Prologue

There was always a taste for Gothic in the original colonies, particularly in that historic territory that lies west of Philadelphia, and east of Lancaster where Amish farmers still resist the 20th century.

Schoolchildren of the commonwealth of Pennsylvania are told that the springtime explosion of red, white and blue on the mournfully lovely countryside was caused by the sacrifice of Revolutionary dead. The tulip is blood-scarlet, the dogwood bone-white, the iris a visceral blue. Thus, the flora is a memorial to the patriots, or so the schoolmasters say.

The haunt of history is everywhere. “The Main Line” of the Philadelphia commuter train slashes east and west near the old battleground where soldiers wrote of corpse-eating wolves that could outhowl the wind. Local schoolchildren envision bloody footprints in the snow, and gaunt specters with ice-locked muskets, their feet wrapped in rags, led by General Washington who denied himself shelter so long as his starving soldiers had to sleep in the wilderness.

It’s a land of splendid trees. When William Penn arrived in 1682 he marveled at the trees: black walnut, cedar, ash, hickory, sassafras, beech. The oaks are formidable: red, white and black. Some trees, 250 years old, are local treasures. There are ancient buttonwoods, yellow pines, firs and red maples. And of course, there’s hemlock.

A great oak still stands that was used as a gibbet after the Battle of Brandywine where in 1777 Washington suffered a defeat. The wretched victims of the gibbet were spies, or so their executioners claimed. Their white dangling bodies turned iron-gray and then black against the colorless sky and parchment leaves of that hanging oak.

Not surprisingly, it’s a land of antiques and collectors. Tables in Main Line mansions and manor houses are often made of split slab, with round legs set in auger holes. Ancient nails of all kinds are treasured collectibles, some shaped like tiny piano mallets.

This was a land of forges and furnaces. Iron was always cherished. “There is an abidingness about iron,” a settler wrote, “and most things made from it.” It’s impossible not to feel this abidingness along The Main Line.

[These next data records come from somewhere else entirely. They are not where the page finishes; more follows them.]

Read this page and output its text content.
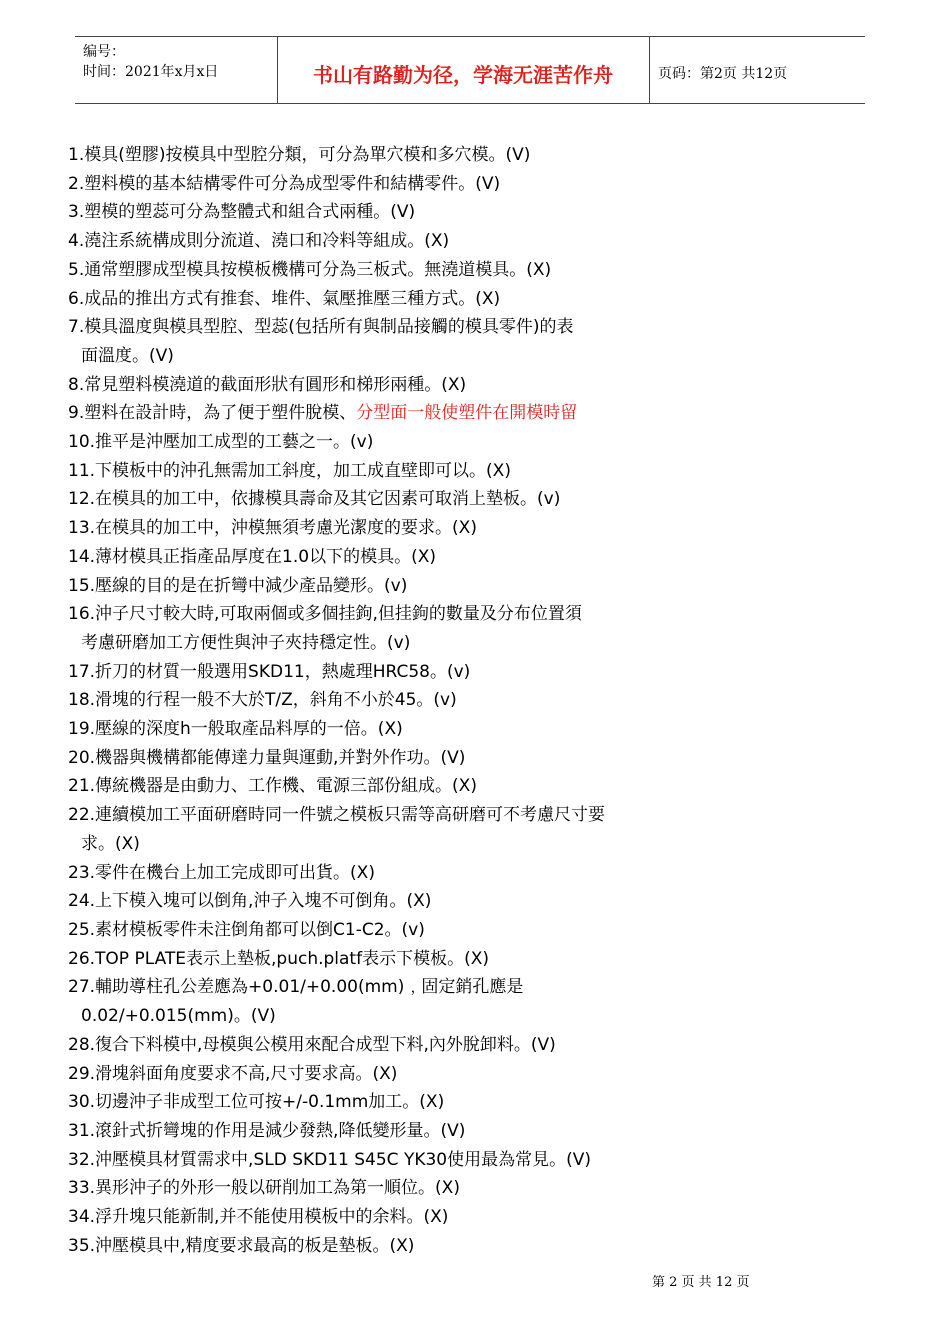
编号：
时间：2021年x月x日	书山有路勤为径，学海无涯苦作舟	页码：第2页 共12页
1.模具(塑膠)按模具中型腔分類，可分為單穴模和多穴模。(V)
2.塑料模的基本結構零件可分為成型零件和結構零件。(V)
3.塑模的塑蕊可分為整體式和組合式兩種。(V)
4.澆注系統構成則分流道、澆口和冷料等組成。(X)
5.通常塑膠成型模具按模板機構可分為三板式。無澆道模具。(X)
6.成品的推出方式有推套、堆件、氣壓推壓三種方式。(X)
7.模具溫度與模具型腔、型蕊(包括所有與制品接觸的模具零件)的表
面溫度。(V)
8.常見塑料模澆道的截面形狀有圓形和梯形兩種。(X)
9.塑料在設計時，為了便于塑件脫模、分型面一般使塑件在開模時留
10.推平是沖壓加工成型的工藝之一。(v)
11.下模板中的沖孔無需加工斜度，加工成直壁即可以。(X)
12.在模具的加工中，依據模具壽命及其它因素可取消上墊板。(v)
13.在模具的加工中，沖模無須考慮光潔度的要求。(X)
14.薄材模具正指產品厚度在1.0以下的模具。(X)
15.壓線的目的是在折彎中減少產品變形。(v)
16.沖子尺寸較大時,可取兩個或多個挂鉤,但挂鉤的數量及分布位置須
考慮研磨加工方便性與沖子夾持穩定性。(v)
17.折刀的材質一般選用SKD11，熱處理HRC58。(v)
18.滑塊的行程一般不大於T/Z，斜角不小於45。(v)
19.壓線的深度h一般取產品料厚的一倍。(X)
20.機器與機構都能傳達力量與運動,并對外作功。(V)
21.傳統機器是由動力、工作機、電源三部份組成。(X)
22.連續模加工平面研磨時同一件號之模板只需等高研磨可不考慮尺寸要
求。(X)
23.零件在機台上加工完成即可出貨。(X)
24.上下模入塊可以倒角,沖子入塊不可倒角。(X)
25.素材模板零件未注倒角都可以倒C1-C2。(v)
26.TOP PLATE表示上墊板,puch.platf表示下模板。(X)
27.輔助導柱孔公差應為+0.01/+0.00(mm)﹐固定銷孔應是
0.02/+0.015(mm)。(V)
28.復合下料模中,母模與公模用來配合成型下料,內外脫卸料。(V)
29.滑塊斜面角度要求不高,尺寸要求高。(X)
30.切邊沖子非成型工位可按+/-0.1mm加工。(X)
31.滾針式折彎塊的作用是減少發熱,降低變形量。(V)
32.沖壓模具材質需求中,SLD SKD11 S45C YK30使用最為常見。(V)
33.異形沖子的外形一般以研削加工為第一順位。(X)
34.浮升塊只能新制,并不能使用模板中的余料。(X)
35.沖壓模具中,精度要求最高的板是墊板。(X)
第 2 页 共 12 页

Youngsters from all over America come here to attend prestigious prep schools and academies. For higher learning there’s Swarthmore, Haverford, Villanova, Bryn Mawr and others, as well as several seminaries marked by split-rail or white-pine or iron gates, surrounded by native trees that turn bronze and fiery during Indian summer. The trees lie side by side with pretty autumn flowers whose names are sinister: red-hot poker, white snakeroot. It’s hard to miss the taste for Gothic.

One can be lulled by a sense of the “abidingness” on suburban roads, especially on cloudy days when vivid colors are muted, and cheerful light shines from a Georgian mansion, a French château, a colonial manor house. There’s something reassuring about the craft and labor that’s turned so many ancient carriage houses and barns and stables into enduring homes of brick, stone and cedar. But just past any turn in the road, there might be another kind of structure made of the local moss-green stone called serpentine. A slated spire or iron-gray vaulted arch might loom suddenly. It’ll only be a church or public meeting house or a distant manse, but the medieval stone undermines the pastoral in this heartland of Friends, as the English Quakers were called.

Perhaps the Gothic Revival was inspired by the mercenaries who brought the warrior arts. German professionals taught the citizen soldiers the value of cold steel at the end of a musket. Bloodied French veterans scoffed at tales of Lafayette’s gallantry. They massacred for money. In the early days native Indians were never certain whether they should murder for the invaders or risk being murdered by them. In the land of patriots and Friends there were always pitiless renegades. They were as medieval as serpentine stone.

But even with their taste for Gothic the locals were bewildered by the series of irrational and “evil” events that destroyed many lives and led to the most massive homicide investigation Pennsylvania had ever experienced.